The only problem with this methodology is that some castings have more entrapped gasses than is practical to release this way. You can pre-heat the part many times and still have an outgasing problem. This leads me to the next solution, improve the casting quality. Entrapped gasses can be reduced dramatically by improving the metal mixture (alloy), positioning casting vents and chills in key areas and slowing the casting pour time to allow more of the gas to escape before the metal hardens. These are all things that your customer can do to improve the situation, although they may not want to since it adds cost to the product.
The next thing you can try is another powder material that has outgasing benefits formulated into the powder. The powder supplier can formulate powders for coating castings that can go a long way to reducing or eliminating this annoying problem. The powder manufacturer can increase the time the powder coating is in a liquid state during cure to allow the entrapped gas to escape and then flow-over the pinholes before hardening during the final cure stages.
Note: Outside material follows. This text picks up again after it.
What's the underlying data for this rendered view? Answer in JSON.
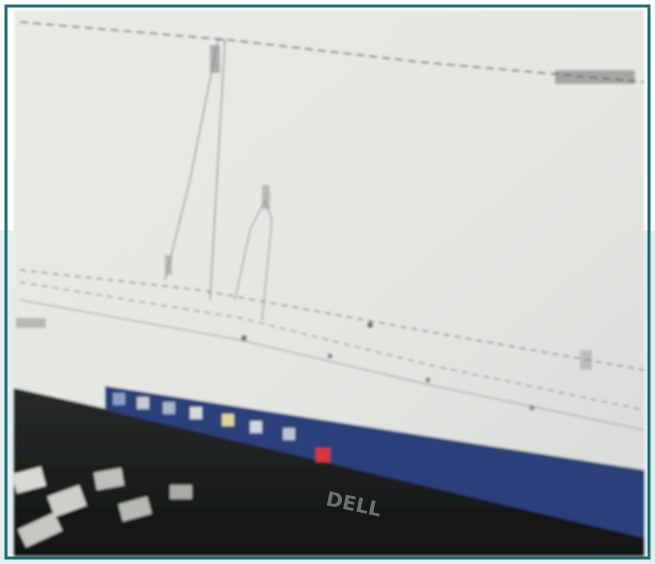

Be careful, these powders are much easier to have runs or sags if applied too thick.
The powder coating manufacturer can also formulate powders that cure at a reduced temperature of around 250°F, which can be well below the temperature where the entrapped gasses are released from the casting. This may work for you, as well.
Finally, the pinholes can be caused by the powder coating formulation and not entrapped gasses, although this is very rare. Some curative agents in the powder coating can foam during high cure temperatures, causing pinholes in the coating surface. Check with your powder supplier to see if this is the case, but I doubt that they will admit it. Coat some test panels made from cold-rolled steel at the desired film thickness and cure temperature. If there are pinholes in the coating when examined under a microscope, then give your powder coating supplier a call. If not, then try the previously mentioned solutions.
Oh by the way, you may want to mention to your customer that microscopes are dangerous things, especially when they are used to examine powder coatings. They often cause the cost of their coating services to rise for no apparent reason and should only be used if there is a functional necessity for their product not to have any pinholes. I suspect that these pinholes have always been on their product, but could not be seen without the dangerous microscope inspection tool. That leads me to believe that they were happy with the look and performance of their powder coating for the last seven years, before they succumbed to the dark side of the dastardly microscope. Very few things in life can withstand examination under a microscope (i.e. tax returns, political statements, business ethics, accounting practices, character, etc.). It may be good to remind them of this.